The Salute
At one time or another, you've probably seen a movie or show where a fighter pilot takes off from the flight deck of an aircraft carrier.
Part of the ritual is that just before the pilot gets flung off the deck, he is given and returns a smart salute from the deck boss. It's the ultimate sign of respect.
I'm on the way to Vancouver (from Seattle) on a small puddle jumper. We go down the ramp to the plane and have to stop while another small plane is getting ready to leave.
As the plane was just rolling away, the young women marshalling the plane gave the little United Airlines plane a very smart salute. I looked up into the plane to see the pilot (co-pilot, actually) return it with the same snappy respect.
IAs I watched this exchange of less then 30 seconds, I wondered about what you would do if you 'saluted' your customer. A smart, snappy salute.
Would they return the gesture of the single finger type? Laugh? Roll thy eyes?
Or would they feel/sense the respect and return some respect your way?
Mutual respect, not a bad thing to think about.







good point
Posted by: Daniel Nerezov | November 02, 2005 at 02:36
Over ten years ago I worked in the IT department of a large national retailer headquartered in Fort Worth, Texas. There were many cultural problems in that department. Perhaps it was all summarized in the semi-official "company salute", an exagerrated shrug.
I think I prefer the snappy salute!
Posted by: Walter Lounsbery | November 02, 2005 at 09:46
Walter,
Could be worse... I was at a company where they had this measureable benchmark of what I can only describe as "personal gratitude". If an outside party came in,they would ask what was the most memorable and if they said something other than, "The staff here is remarkably friendly" we would be asked what went wrong.
Meetings were ended by thank you's extended to every person present, by every person present.. 15 thank you's for a 15 minute meeting.
Fun times.
Posted by: J. Shirley | November 02, 2005 at 15:18
The concept of treating customers with respect is one that is prevalent in any form of 'community management' - by ensuring your customers feel like they are being treated individually rather than just as part of the herd, your customers become happier.

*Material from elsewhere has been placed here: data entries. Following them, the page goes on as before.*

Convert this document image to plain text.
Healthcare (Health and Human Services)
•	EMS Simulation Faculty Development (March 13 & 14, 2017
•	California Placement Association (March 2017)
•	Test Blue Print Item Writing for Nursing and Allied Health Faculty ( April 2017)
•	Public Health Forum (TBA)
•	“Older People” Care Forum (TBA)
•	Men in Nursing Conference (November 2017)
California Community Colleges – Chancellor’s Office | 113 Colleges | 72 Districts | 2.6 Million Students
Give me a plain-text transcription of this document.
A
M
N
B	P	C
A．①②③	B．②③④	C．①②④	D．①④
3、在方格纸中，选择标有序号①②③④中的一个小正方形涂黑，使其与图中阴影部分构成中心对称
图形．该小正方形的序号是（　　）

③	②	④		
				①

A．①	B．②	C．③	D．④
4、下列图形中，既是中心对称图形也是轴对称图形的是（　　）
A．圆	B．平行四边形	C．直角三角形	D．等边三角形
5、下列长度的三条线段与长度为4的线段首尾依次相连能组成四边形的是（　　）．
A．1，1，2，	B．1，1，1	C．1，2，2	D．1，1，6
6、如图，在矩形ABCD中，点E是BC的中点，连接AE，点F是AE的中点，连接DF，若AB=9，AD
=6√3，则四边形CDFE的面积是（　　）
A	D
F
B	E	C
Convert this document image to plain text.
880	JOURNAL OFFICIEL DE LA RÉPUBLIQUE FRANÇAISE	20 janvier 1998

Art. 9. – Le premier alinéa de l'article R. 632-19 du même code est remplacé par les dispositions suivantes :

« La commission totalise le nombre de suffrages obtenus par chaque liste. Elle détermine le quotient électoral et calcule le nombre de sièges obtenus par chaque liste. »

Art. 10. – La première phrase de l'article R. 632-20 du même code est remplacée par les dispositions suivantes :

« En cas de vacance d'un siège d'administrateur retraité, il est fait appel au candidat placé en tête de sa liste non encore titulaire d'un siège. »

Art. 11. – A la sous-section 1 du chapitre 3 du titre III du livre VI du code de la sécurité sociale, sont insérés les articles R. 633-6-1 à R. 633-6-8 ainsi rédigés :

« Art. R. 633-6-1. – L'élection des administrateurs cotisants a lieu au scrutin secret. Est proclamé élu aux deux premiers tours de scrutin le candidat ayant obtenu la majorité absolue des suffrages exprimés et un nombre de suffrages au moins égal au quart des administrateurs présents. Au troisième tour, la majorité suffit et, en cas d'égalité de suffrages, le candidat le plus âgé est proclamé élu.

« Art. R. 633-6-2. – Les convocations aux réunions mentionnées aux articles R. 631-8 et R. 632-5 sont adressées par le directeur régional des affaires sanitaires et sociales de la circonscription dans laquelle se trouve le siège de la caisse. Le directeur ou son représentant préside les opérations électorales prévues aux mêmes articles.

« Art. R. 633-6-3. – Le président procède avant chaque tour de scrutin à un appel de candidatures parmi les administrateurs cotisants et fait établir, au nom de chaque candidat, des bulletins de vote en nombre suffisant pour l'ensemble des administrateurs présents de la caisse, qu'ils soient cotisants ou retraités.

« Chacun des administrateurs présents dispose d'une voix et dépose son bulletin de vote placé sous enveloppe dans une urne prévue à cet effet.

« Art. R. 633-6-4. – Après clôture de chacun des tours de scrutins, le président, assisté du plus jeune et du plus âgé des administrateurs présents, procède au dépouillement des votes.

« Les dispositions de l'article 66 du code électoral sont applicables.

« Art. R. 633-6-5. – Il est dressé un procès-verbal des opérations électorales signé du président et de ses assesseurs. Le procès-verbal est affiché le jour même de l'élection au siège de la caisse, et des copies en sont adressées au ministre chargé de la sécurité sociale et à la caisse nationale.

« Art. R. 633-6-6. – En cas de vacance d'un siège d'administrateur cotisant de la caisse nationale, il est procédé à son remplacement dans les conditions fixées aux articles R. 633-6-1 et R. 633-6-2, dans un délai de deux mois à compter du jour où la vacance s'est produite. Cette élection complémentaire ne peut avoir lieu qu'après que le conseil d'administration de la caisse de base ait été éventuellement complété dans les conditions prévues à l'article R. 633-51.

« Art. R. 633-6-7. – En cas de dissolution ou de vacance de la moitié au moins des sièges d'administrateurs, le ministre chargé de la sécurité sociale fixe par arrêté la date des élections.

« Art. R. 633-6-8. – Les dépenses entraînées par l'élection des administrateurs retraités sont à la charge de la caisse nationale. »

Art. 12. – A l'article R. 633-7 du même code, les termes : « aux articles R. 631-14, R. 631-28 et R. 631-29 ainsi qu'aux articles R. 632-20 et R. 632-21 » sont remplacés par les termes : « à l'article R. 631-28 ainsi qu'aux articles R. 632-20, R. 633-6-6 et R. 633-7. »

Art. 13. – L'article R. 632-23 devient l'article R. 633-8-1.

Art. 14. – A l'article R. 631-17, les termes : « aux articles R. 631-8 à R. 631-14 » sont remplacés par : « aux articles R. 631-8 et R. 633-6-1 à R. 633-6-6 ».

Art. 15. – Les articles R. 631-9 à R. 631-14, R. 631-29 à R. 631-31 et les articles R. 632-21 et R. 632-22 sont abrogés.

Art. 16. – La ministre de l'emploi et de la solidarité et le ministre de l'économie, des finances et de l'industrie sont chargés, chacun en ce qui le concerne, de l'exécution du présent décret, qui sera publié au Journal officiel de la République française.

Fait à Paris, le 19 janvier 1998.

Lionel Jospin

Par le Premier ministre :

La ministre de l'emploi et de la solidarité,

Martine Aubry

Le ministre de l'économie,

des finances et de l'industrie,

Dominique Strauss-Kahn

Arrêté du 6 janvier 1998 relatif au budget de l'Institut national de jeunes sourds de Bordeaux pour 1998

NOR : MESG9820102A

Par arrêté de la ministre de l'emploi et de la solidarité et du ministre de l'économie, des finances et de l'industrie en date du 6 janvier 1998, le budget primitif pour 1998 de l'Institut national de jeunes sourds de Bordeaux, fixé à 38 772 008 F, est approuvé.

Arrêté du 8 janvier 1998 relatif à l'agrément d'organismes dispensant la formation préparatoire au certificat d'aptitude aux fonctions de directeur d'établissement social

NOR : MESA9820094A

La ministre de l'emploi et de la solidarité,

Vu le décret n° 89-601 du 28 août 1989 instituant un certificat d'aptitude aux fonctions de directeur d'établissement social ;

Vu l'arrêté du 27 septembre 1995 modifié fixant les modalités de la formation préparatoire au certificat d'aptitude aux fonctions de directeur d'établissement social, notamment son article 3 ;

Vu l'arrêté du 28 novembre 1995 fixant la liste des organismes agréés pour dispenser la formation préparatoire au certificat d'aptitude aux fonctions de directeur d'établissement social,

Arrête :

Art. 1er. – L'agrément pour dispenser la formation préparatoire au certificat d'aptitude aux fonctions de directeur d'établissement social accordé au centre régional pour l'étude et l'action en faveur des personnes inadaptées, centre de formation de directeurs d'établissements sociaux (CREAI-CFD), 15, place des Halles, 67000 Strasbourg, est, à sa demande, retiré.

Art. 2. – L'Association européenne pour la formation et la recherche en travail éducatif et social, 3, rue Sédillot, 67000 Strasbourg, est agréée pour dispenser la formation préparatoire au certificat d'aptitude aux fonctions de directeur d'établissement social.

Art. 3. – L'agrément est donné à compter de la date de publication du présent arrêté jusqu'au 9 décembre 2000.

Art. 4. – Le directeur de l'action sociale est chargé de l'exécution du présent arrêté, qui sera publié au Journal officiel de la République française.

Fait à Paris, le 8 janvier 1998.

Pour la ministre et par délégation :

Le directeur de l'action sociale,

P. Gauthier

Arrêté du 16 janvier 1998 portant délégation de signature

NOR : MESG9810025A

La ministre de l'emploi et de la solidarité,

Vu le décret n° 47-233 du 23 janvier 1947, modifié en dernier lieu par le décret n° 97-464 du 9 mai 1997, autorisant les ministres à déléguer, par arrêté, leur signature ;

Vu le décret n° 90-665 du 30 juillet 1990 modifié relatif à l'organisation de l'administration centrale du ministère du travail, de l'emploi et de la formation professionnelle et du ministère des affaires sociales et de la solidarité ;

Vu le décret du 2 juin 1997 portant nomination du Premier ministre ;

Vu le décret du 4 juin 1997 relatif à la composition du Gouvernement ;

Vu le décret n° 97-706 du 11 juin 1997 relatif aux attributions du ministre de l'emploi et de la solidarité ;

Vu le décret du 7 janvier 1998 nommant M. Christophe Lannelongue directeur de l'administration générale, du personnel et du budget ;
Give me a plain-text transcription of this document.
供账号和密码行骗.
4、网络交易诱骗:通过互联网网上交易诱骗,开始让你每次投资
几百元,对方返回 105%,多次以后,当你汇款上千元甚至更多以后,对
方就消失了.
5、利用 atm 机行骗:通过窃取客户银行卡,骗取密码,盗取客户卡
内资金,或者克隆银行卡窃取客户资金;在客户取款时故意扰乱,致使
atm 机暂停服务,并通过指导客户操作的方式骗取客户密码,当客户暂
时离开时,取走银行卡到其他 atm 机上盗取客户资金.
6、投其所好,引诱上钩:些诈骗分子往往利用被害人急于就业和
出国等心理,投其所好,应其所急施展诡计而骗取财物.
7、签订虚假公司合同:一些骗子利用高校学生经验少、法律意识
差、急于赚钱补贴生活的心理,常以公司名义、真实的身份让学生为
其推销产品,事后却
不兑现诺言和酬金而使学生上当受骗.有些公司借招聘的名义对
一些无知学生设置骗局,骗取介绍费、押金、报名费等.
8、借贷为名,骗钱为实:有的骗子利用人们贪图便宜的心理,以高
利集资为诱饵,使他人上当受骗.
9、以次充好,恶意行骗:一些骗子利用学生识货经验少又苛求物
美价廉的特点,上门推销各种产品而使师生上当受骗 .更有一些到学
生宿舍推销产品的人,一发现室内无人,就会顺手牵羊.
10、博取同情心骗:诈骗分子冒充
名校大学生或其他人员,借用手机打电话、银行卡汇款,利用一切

And it works. In one extreme example (a moderated SMS text-to-screen service a few years back on UK satellite TV), when we took over the moderation duties we introduced 'real people' who interacted with the people using the service, and actually treated them like real people (as well as customers).
Given that the number of messages was actually quantifiable (every incoming message was a cellphone SMS, so everything was tracked), we could do some statistical analysis on the number of messages.
Before: 1,000 incoming messages per week.
After (6 weeks of treating customers with respect): 14,000 messages per week.
If you treat your customers with respect, they will come back - even if they can get the same service cheaper elsewhere.